Soon after the first antibiotic -- penicillin -- was discovered in 1928, bacteria started evolving ways to resist it. File Photo by John Angelillo/UPI | License Photo
EVANSVILLE, Ind., Aug. 3 (UPI) -- In an effort to slow the increasingly rapid spread of antibiotic-resistant bacteria in the United States, a group of Midwestern universities plans to unite to research the troubling trend.
"Global health leaders all say this is one of the key problems we will see in healthcare over the next century," said Paul Plummer, a Iowa State University professor of veterinary diagnostic and production animal medicine who will lead the effort. "Our goal is to improve research and education efforts."
Plummer's team of three universities -- Iowa State University, the University of Iowa, and the University of Nebraska-Lincoln and its medical center -- will form the Institute for Antimicrobial Resistance Research and Education.
The institute is the brainchild of the Association for Public and Land Grant Universities, and the Association of American Veterinary Medical Colleges. In 2014, the two groups looked into misuse of antibiotics in farm animals and decided an organization was needed to continue the work, said Jeff Lieberson, a spokesman for APLU.
"This is a big and growing problem," Lieberson said. "And public universities, part of their mission, besides educating students, is research and engagement. They identify those big, grand societal problems, find solutions and show them to the public."
The groups put a call out for universities interested in leading an institute on antimicrobial resistance. They chose Iowa State because the school was collaborating with other universities to research antimicrobial resistance, Lieberson said.

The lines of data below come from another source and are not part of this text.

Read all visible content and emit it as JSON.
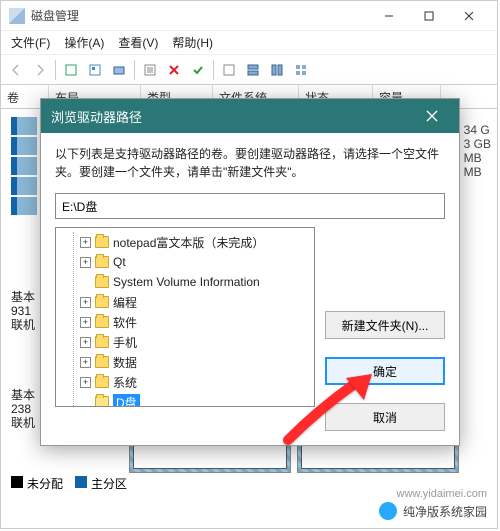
{
  "window": {
    "title": "磁盘管理",
    "menu": {
      "file": "文件(F)",
      "action": "操作(A)",
      "view": "查看(V)",
      "help": "帮助(H)"
    }
  },
  "grid": {
    "h1": "卷",
    "h2": "布局",
    "h3": "类型",
    "h4": "文件系统",
    "h5": "状态",
    "h6": "容量"
  },
  "side": {
    "l1": "34 G",
    "l2": "3 GB",
    "l3": "MB",
    "l4": "MB"
  },
  "disks": {
    "d0a": "基本",
    "d0b": "931",
    "d0c": "联机",
    "d1a": "基本",
    "d1b": "238",
    "d1c": "联机"
  },
  "legend": {
    "a": "未分配",
    "b": "主分区"
  },
  "watermark": {
    "text": "纯净版系统家园",
    "url": "www.yidaimei.com"
  },
  "dialog": {
    "title": "浏览驱动器路径",
    "instr": "以下列表是支持驱动器路径的卷。要创建驱动器路径，请选择一个空文件夹。要创建一个文件夹，请单击\"新建文件夹\"。",
    "path": "E:\\D盘",
    "tree": {
      "i0": "notepad富文本版（未完成）",
      "i1": "Qt",
      "i2": "System Volume Information",
      "i3": "编程",
      "i4": "软件",
      "i5": "手机",
      "i6": "数据",
      "i7": "系统",
      "i8": "D盘"
    },
    "buttons": {
      "newfolder": "新建文件夹(N)...",
      "ok": "确定",
      "cancel": "取消"
    }
  }
}
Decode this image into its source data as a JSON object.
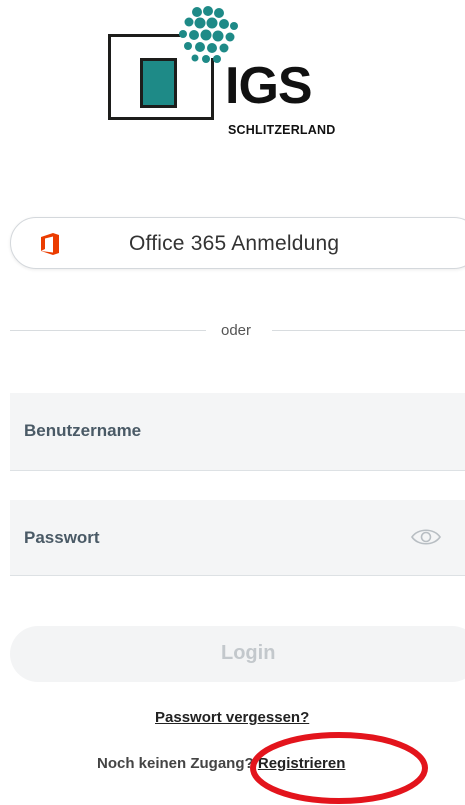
{
  "brand": {
    "name": "IGS",
    "subtitle": "SCHLITZERLAND",
    "teal": "#1e8a87"
  },
  "office_login": {
    "label": "Office 365 Anmeldung",
    "icon": "office-icon",
    "icon_color": "#eb3c00"
  },
  "divider": {
    "label": "oder"
  },
  "form": {
    "username_placeholder": "Benutzername",
    "password_placeholder": "Passwort",
    "password_toggle_icon": "eye-icon",
    "login_label": "Login"
  },
  "links": {
    "forgot_password": "Passwort vergessen?",
    "no_account_text": "Noch keinen Zugang?",
    "register": "Registrieren"
  },
  "annotation": {
    "color": "#e3141c"
  }
}
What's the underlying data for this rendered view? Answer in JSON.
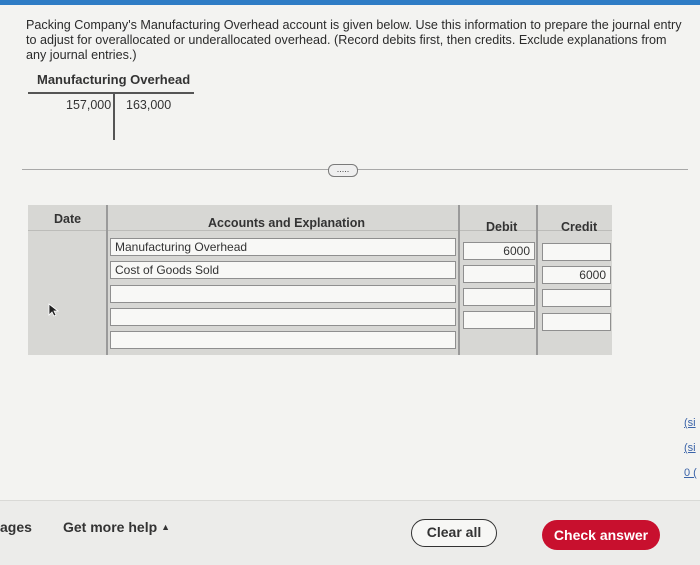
{
  "question": {
    "text": "Packing Company's Manufacturing Overhead account is given below. Use this information to prepare the journal entry to adjust for overallocated or underallocated overhead. (Record debits first, then credits. Exclude explanations from any journal entries.)"
  },
  "t_account": {
    "title": "Manufacturing Overhead",
    "debit": "157,000",
    "credit": "163,000"
  },
  "more_button": {
    "label": "....."
  },
  "journal": {
    "headers": {
      "date": "Date",
      "accounts": "Accounts and Explanation",
      "debit": "Debit",
      "credit": "Credit"
    },
    "rows": [
      {
        "account": "Manufacturing Overhead",
        "debit": "6000",
        "credit": ""
      },
      {
        "account": "Cost of Goods Sold",
        "debit": "",
        "credit": "6000"
      },
      {
        "account": "",
        "debit": "",
        "credit": ""
      },
      {
        "account": "",
        "debit": "",
        "credit": ""
      },
      {
        "account": "",
        "debit": "",
        "credit": ""
      }
    ]
  },
  "footer": {
    "pages_label": "ages",
    "help_label": "Get more help",
    "help_caret": "▲",
    "clear_label": "Clear all",
    "check_label": "Check answer"
  },
  "side_links": [
    "(si",
    "(si",
    "0 ("
  ],
  "colors": {
    "accent": "#2e7cc5",
    "check_button": "#c8102e",
    "link": "#3a63a8"
  }
}
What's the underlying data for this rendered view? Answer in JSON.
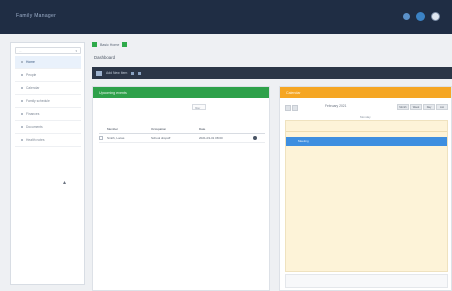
{
  "topbar": {
    "brand": "Family Manager"
  },
  "sidebar": {
    "search_placeholder": "...",
    "items": [
      {
        "label": "Home"
      },
      {
        "label": "People"
      },
      {
        "label": "Calendar"
      },
      {
        "label": "Family schedule"
      },
      {
        "label": "Finances"
      },
      {
        "label": "Documents"
      },
      {
        "label": "Health notes"
      }
    ]
  },
  "main": {
    "breadcrumb": "Basic Home",
    "page_title": "Dashboard",
    "toolbar_text": "Add New Item",
    "left_panel": {
      "header": "Upcoming events",
      "filter": "filter",
      "columns": [
        "Member",
        "Occupation",
        "Date"
      ],
      "rows": [
        {
          "member": "Smith, Lucas",
          "occupation": "School dropoff",
          "date": "2021-03-31 08:00"
        }
      ]
    },
    "right_panel": {
      "header": "Calendar",
      "title": "February 2021",
      "view_buttons": [
        "Month",
        "Week",
        "Day",
        "List"
      ],
      "day_label": "Monday",
      "event": "Meeting"
    }
  }
}
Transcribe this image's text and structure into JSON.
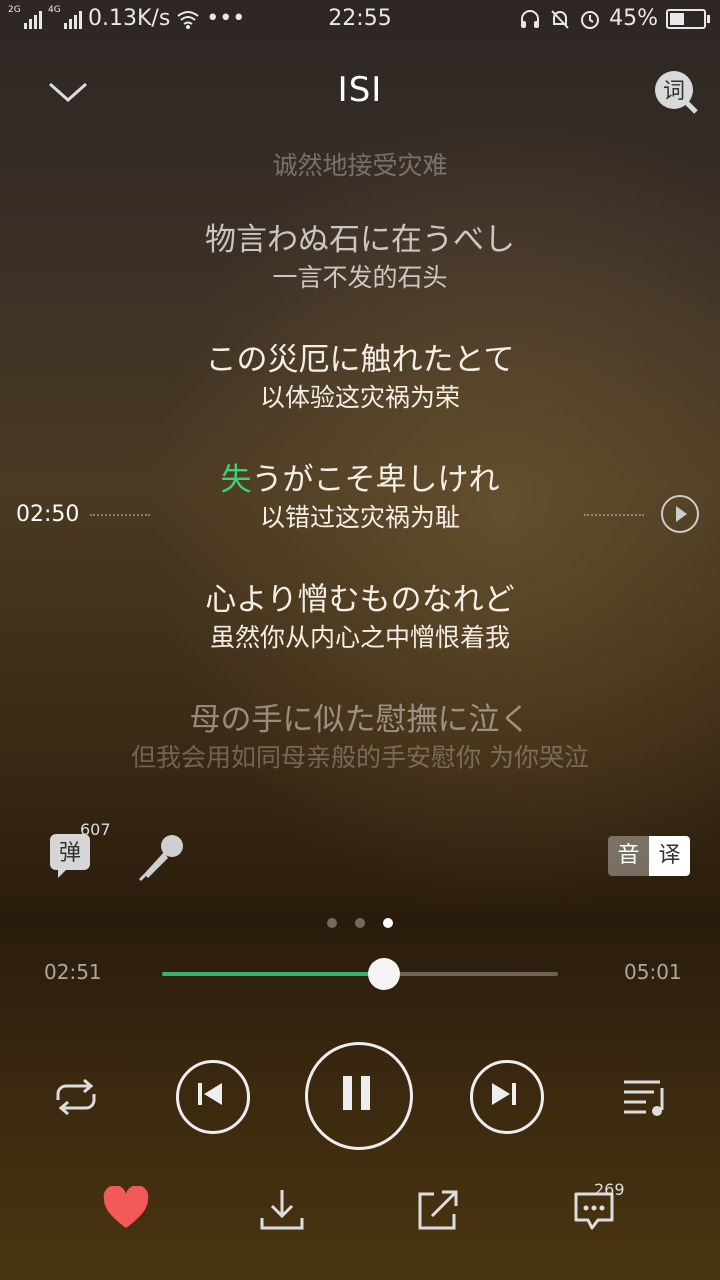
{
  "status_bar": {
    "net1": "2G",
    "net2": "4G",
    "speed": "0.13K/s",
    "more": "•••",
    "time": "22:55",
    "battery": "45%",
    "battery_level": 0.45
  },
  "header": {
    "title": "ISI",
    "lyrics_button": "词"
  },
  "lyrics": [
    {
      "jp": "",
      "cn": "诚然地接受灾难"
    },
    {
      "jp": "物言わぬ石に在うべし",
      "cn": "一言不发的石头"
    },
    {
      "jp": "この災厄に触れたとて",
      "cn": "以体验这灾祸为荣"
    },
    {
      "jp_highlight": "失",
      "jp_rest": "うがこそ卑しけれ",
      "cn": "以错过这灾祸为耻"
    },
    {
      "jp": "心より憎むものなれど",
      "cn": "虽然你从内心之中憎恨着我"
    },
    {
      "jp": "母の手に似た慰撫に泣く",
      "cn": "但我会用如同母亲般的手安慰你 为你哭泣"
    }
  ],
  "seek_indicator": {
    "time": "02:50"
  },
  "tools": {
    "danmu_label": "弹",
    "danmu_count": "607",
    "toggle_left": "音",
    "toggle_right": "译"
  },
  "pager": {
    "count": 3,
    "active": 2
  },
  "progress": {
    "elapsed": "02:51",
    "duration": "05:01",
    "fraction": 0.56
  },
  "actions": {
    "comment_count": "269"
  },
  "colors": {
    "accent": "#3fd07a",
    "progress": "#36b26b",
    "like": "#f25a5a"
  }
}
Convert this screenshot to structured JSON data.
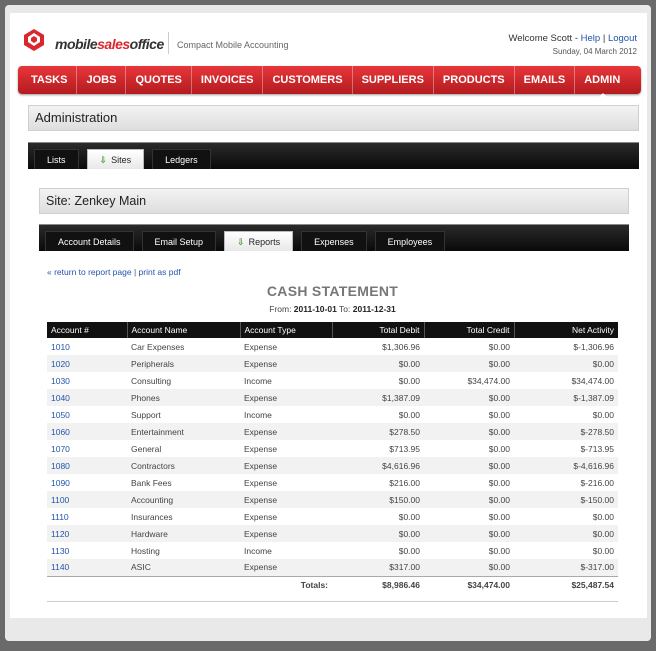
{
  "header": {
    "brand_part1": "mobile",
    "brand_part2": "sales",
    "brand_part3": "office",
    "tagline": "Compact Mobile Accounting",
    "welcome": "Welcome Scott - ",
    "help": "Help",
    "logout": "Logout",
    "separator": "|",
    "date": "Sunday, 04 March 2012"
  },
  "nav": [
    "TASKS",
    "JOBS",
    "QUOTES",
    "INVOICES",
    "CUSTOMERS",
    "SUPPLIERS",
    "PRODUCTS",
    "EMAILS",
    "ADMIN"
  ],
  "admin": {
    "title": "Administration",
    "tabs": [
      "Lists",
      "Sites",
      "Ledgers"
    ],
    "active_tab": "Sites"
  },
  "site": {
    "title": "Site: Zenkey Main",
    "tabs": [
      "Account Details",
      "Email Setup",
      "Reports",
      "Expenses",
      "Employees"
    ],
    "active_tab": "Reports"
  },
  "report": {
    "return_link": "« return to report page",
    "sep": " | ",
    "print_link": "print as pdf",
    "title": "CASH STATEMENT",
    "from_label": "From: ",
    "from_date": "2011-10-01",
    "to_label": " To: ",
    "to_date": "2011-12-31",
    "columns": [
      "Account #",
      "Account Name",
      "Account Type",
      "Total Debit",
      "Total Credit",
      "Net Activity"
    ],
    "rows": [
      [
        "1010",
        "Car Expenses",
        "Expense",
        "$1,306.96",
        "$0.00",
        "$-1,306.96"
      ],
      [
        "1020",
        "Peripherals",
        "Expense",
        "$0.00",
        "$0.00",
        "$0.00"
      ],
      [
        "1030",
        "Consulting",
        "Income",
        "$0.00",
        "$34,474.00",
        "$34,474.00"
      ],
      [
        "1040",
        "Phones",
        "Expense",
        "$1,387.09",
        "$0.00",
        "$-1,387.09"
      ],
      [
        "1050",
        "Support",
        "Income",
        "$0.00",
        "$0.00",
        "$0.00"
      ],
      [
        "1060",
        "Entertainment",
        "Expense",
        "$278.50",
        "$0.00",
        "$-278.50"
      ],
      [
        "1070",
        "General",
        "Expense",
        "$713.95",
        "$0.00",
        "$-713.95"
      ],
      [
        "1080",
        "Contractors",
        "Expense",
        "$4,616.96",
        "$0.00",
        "$-4,616.96"
      ],
      [
        "1090",
        "Bank Fees",
        "Expense",
        "$216.00",
        "$0.00",
        "$-216.00"
      ],
      [
        "1100",
        "Accounting",
        "Expense",
        "$150.00",
        "$0.00",
        "$-150.00"
      ],
      [
        "1110",
        "Insurances",
        "Expense",
        "$0.00",
        "$0.00",
        "$0.00"
      ],
      [
        "1120",
        "Hardware",
        "Expense",
        "$0.00",
        "$0.00",
        "$0.00"
      ],
      [
        "1130",
        "Hosting",
        "Income",
        "$0.00",
        "$0.00",
        "$0.00"
      ],
      [
        "1140",
        "ASIC",
        "Expense",
        "$317.00",
        "$0.00",
        "$-317.00"
      ]
    ],
    "totals": {
      "label": "Totals:",
      "debit": "$8,986.46",
      "credit": "$34,474.00",
      "net": "$25,487.54"
    }
  },
  "colors": {
    "brand_red": "#d9272e",
    "link_blue": "#2255aa",
    "active_arrow": "#3c9a1e"
  }
}
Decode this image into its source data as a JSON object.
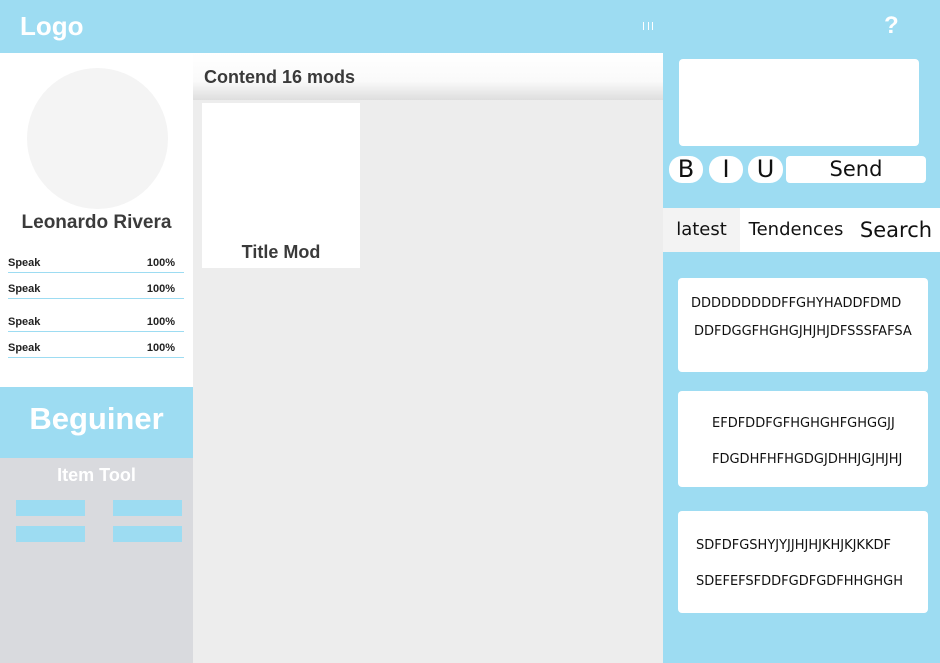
{
  "header": {
    "logo": "Logo",
    "menu_icon": "three-bars-icon"
  },
  "profile": {
    "name": "Leonardo Rivera",
    "stats": [
      {
        "label": "Speak",
        "value": "100%"
      },
      {
        "label": "Speak",
        "value": "100%"
      },
      {
        "label": "Speak",
        "value": "100%"
      },
      {
        "label": "Speak",
        "value": "100%"
      }
    ],
    "level": "Beguiner",
    "tool_title": "Item Tool"
  },
  "content": {
    "title": "Contend 16 mods",
    "mods": [
      {
        "title": "Title Mod"
      }
    ]
  },
  "chat": {
    "help_icon": "?",
    "format_buttons": {
      "bold": "B",
      "italic": "I",
      "underline": "U"
    },
    "send_label": "Send",
    "tabs": {
      "latest": "latest",
      "trends": "Tendences",
      "search": "Search"
    },
    "posts": [
      {
        "line1": "DDDDDDDDDFFGHYHADDFDMD",
        "line2": "DDFDGGFHGHGJHJHJDFSSSFAFSA"
      },
      {
        "line1": "EFDFDDFGFHGHGHFGHGGJJ",
        "line2": "FDGDHFHFHGDGJDHHJGJHJHJ"
      },
      {
        "line1": "SDFDFGSHYJYJJHJHJKHJKJKKDF",
        "line2": "SDEFEFSFDDFGDFGDFHHGHGH"
      }
    ]
  },
  "colors": {
    "accent": "#9ddcf2",
    "panel_gray": "#d9dade",
    "content_bg": "#ededed"
  }
}
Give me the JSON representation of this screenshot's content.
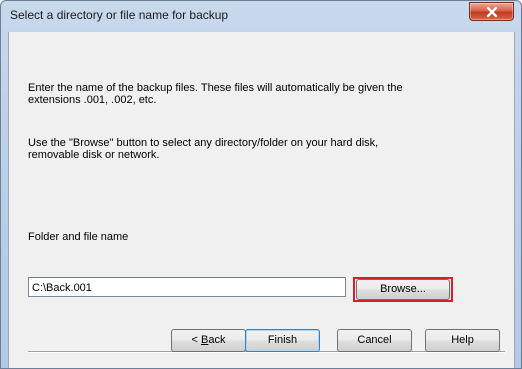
{
  "window": {
    "title": "Select a directory or file name for backup",
    "close_icon": "close-x-icon"
  },
  "body": {
    "intro_line1": "Enter the name of the backup files. These files will automatically be given the",
    "intro_line2": "extensions .001, .002, etc.",
    "browse_help_line1": "Use the \"Browse\" button to select any directory/folder on your hard disk,",
    "browse_help_line2": "removable disk or network.",
    "folder_label": "Folder and file name",
    "folder_value": "C:\\Back.001"
  },
  "buttons": {
    "browse": "Browse...",
    "back_prefix": "< ",
    "back_mnemonic": "B",
    "back_rest": "ack",
    "finish": "Finish",
    "cancel": "Cancel",
    "help": "Help"
  },
  "colors": {
    "highlight": "#d81e2a",
    "close_button": "#c03a22"
  }
}
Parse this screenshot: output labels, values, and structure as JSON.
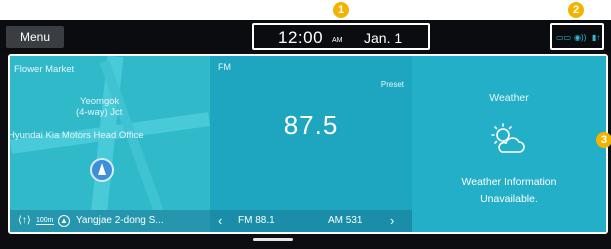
{
  "topbar": {
    "menu_label": "Menu",
    "time": "12:00",
    "ampm": "AM",
    "date": "Jan. 1"
  },
  "callouts": [
    "1",
    "2",
    "3"
  ],
  "map": {
    "labels": [
      "Flower Market",
      "Yeomgok",
      "(4-way) Jct",
      "Hyundai Kia Motors Head Office"
    ],
    "scale": "100m",
    "address": "Yangjae 2-dong S..."
  },
  "radio": {
    "band": "FM",
    "preset_label": "Preset",
    "frequency": "87.5",
    "prev_label": "FM 88.1",
    "next_label": "AM 531",
    "prev_icon": "chevron-left-icon",
    "next_icon": "chevron-right-icon"
  },
  "weather": {
    "title": "Weather",
    "icon": "partly-cloudy-icon",
    "message_line1": "Weather Information",
    "message_line2": "Unavailable."
  },
  "colors": {
    "accent": "#1ea6c0",
    "callout": "#f2b400",
    "map": "#2fb9c9"
  }
}
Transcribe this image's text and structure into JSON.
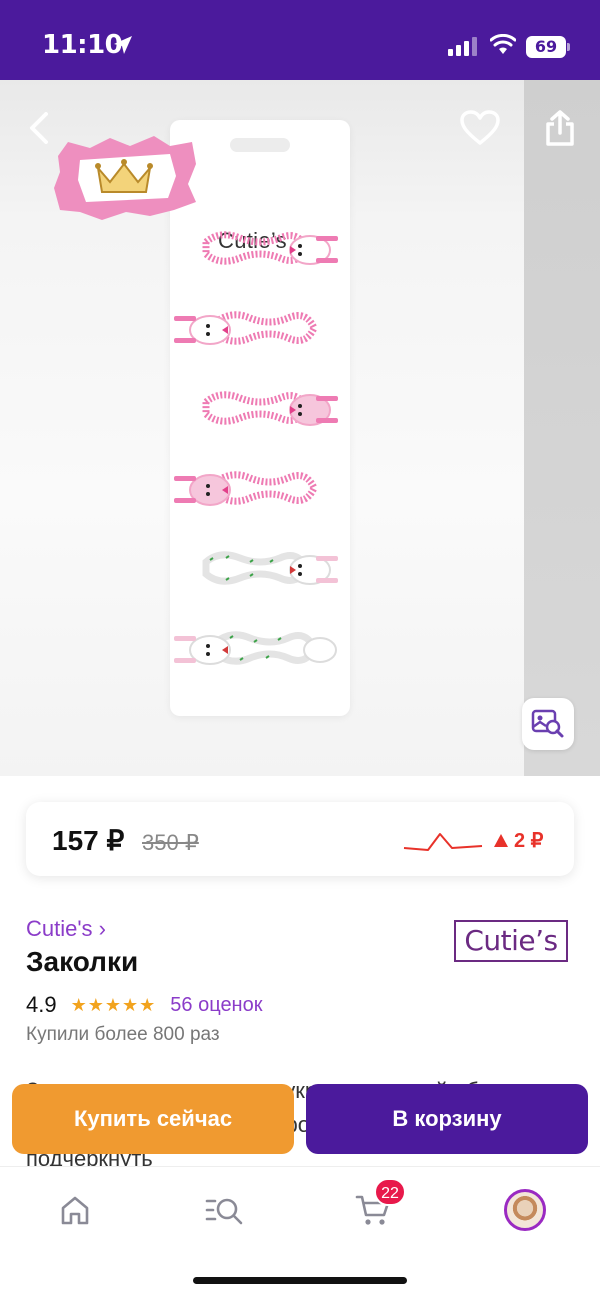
{
  "status_bar": {
    "time": "11:10",
    "battery": "69"
  },
  "gallery": {
    "card_logo": "Cutie’s",
    "back_icon": "chevron-left-icon",
    "favorite_icon": "heart-icon",
    "share_icon": "share-icon",
    "image_search_icon": "image-search-icon"
  },
  "price": {
    "current": "157 ₽",
    "old": "350 ₽",
    "change": "2 ₽",
    "change_color": "#e8322a"
  },
  "product": {
    "brand_link": "Cutie's ›",
    "brand_logo": "Cutie’s",
    "title": "Заколки",
    "rating": "4.9",
    "stars": "★★★★★",
    "reviews": "56 оценок",
    "bought": "Купили более 800 раз",
    "description": "Заколки-невидимки ярко украсят детский образ, а также помогут создать хорошее настроение и подчеркнуть"
  },
  "actions": {
    "buy_now": "Купить сейчас",
    "add_to_cart": "В корзину"
  },
  "tabbar": {
    "cart_badge": "22"
  },
  "colors": {
    "brand_purple": "#4b1a9c",
    "accent_orange": "#f09a30",
    "link_purple": "#8b3cc9",
    "star": "#f2a31e"
  }
}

The institute will be funded by Iowa State and the University of Nebraska-Lincoln, at $525,00 each for the first year. Plummer hopes to find more funding sources.
The institute was initially meant to study antibiotic use in farms and livestock, Lieberson said. But Iowa State has expanded that mission to include all environments that impact antimicrobial resistance. They hope to build an extensive consortium of scientists researching resistance in all environments, animals, plants and humans, Plummer said.
"There are a lot of groups researching antimicrobial resistance independently," Plummer said. "Our big goal is to pull as many of those teams together as we can to address it from a whole system-wide approach."
Without this big-picture approach, Plummer fears scientists will be unable to slow antimicrobial resistance.
Antimicrobial resistance is not a new phenomenon. Soon after the first antibiotic -- penicillin -- was discovered in 1928, bacteria started evolving ways to resist it. And once penicillin became commercially available to the general public, the race was on.
Today, bacteria are evolving ways to resist new kinds of antimicrobials almost as soon as scientists develop them. Health professionals fear that without intervention, bacteria will become resistant to antimicrobials faster than humans can create new ones. If this happens, humans may lose the ability to treat many bacterial infections. That would have profound impacts on human health worldwide.
There is no way to stop this from happening, Plummer said.
"Everytime we use antibiotics, it builds resistance," Plummer said. "But there are ways we can slow it down."
Plummer hopes the new institute will spur the development of new antimicrobials, as well as better diagnostic tools to help doctors and veterinarians to only prescribe antibiotics when they are absolutely necessary.
"We'll be building teams to look into pressing issues and also advocating for more funding for research into antimicrobial resistance," Plummer said. "We think is is a very big deal."